Я смеялась и не могла остановиться.
— Что я такого сказал? — смутился он.
— Ой, Дэниэл, не надо, пожалуйста. Что за пошлости ты говоришь: «Я бы занялся с тобой любооовью», читай, трахнул бы, но не теперь. Прошу тебя, не води меня за нос. Я в состоянии понять, когда меня отвергают.
— Я тебя не отвергал.
— Поправь меня, если я ошибаюсь: ты хотел бы заняться со мной ллллюбоооовью, — жестоко передразнила я.
— Верно, — негромко подтвердил он.
— Но только не сейчас. Если это не отказ, то что же?

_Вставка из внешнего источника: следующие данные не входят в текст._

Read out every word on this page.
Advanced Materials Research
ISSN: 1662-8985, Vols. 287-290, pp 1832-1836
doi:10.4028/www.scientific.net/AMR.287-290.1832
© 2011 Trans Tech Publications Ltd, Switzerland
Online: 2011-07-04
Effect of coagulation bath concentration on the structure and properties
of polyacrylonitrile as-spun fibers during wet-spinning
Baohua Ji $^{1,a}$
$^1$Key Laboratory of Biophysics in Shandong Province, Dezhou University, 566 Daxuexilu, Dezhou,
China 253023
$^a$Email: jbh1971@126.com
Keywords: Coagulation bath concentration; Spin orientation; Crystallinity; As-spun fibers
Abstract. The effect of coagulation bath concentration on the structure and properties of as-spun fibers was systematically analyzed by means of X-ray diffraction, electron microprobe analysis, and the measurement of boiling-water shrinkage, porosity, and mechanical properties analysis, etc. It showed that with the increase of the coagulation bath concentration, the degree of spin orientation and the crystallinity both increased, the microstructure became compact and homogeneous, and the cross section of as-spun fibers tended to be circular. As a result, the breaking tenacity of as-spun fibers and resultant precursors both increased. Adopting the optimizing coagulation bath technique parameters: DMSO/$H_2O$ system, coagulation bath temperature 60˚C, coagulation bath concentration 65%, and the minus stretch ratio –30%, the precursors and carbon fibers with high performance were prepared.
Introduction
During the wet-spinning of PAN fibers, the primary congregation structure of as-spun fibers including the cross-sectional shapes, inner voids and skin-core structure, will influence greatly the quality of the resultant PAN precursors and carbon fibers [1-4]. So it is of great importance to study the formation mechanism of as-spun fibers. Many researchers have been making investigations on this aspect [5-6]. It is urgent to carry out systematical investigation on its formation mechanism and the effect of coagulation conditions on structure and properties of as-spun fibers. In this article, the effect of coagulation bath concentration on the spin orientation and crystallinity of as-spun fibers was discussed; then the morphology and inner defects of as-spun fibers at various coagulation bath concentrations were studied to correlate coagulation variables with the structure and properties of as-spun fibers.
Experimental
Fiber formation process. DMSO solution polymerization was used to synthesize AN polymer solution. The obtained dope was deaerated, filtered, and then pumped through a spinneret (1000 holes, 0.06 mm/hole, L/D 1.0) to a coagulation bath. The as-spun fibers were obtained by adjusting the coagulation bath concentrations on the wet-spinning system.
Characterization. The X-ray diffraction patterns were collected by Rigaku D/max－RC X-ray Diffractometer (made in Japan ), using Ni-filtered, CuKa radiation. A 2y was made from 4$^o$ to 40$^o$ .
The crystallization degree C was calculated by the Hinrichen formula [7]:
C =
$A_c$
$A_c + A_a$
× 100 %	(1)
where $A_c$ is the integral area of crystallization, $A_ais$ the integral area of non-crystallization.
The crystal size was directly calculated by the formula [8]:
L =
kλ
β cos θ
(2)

И я опять рассмеялась.
Он сделал мне больно, унизил меня, и я хотела отплатить ему тем же.
— Люси, пожалуйста, послушай…
— Нет!
Затем я то ли протрезвела, то ли успокоилась.
— Дэниэл, прости за все, мне очень стыдно. Я сейчас не в порядке и за себя не отвечаю. Это была ужасная ошибка.
— Нет, нет…
— А теперь, по-моему, тебе пора, тебе ведь далеко ехать.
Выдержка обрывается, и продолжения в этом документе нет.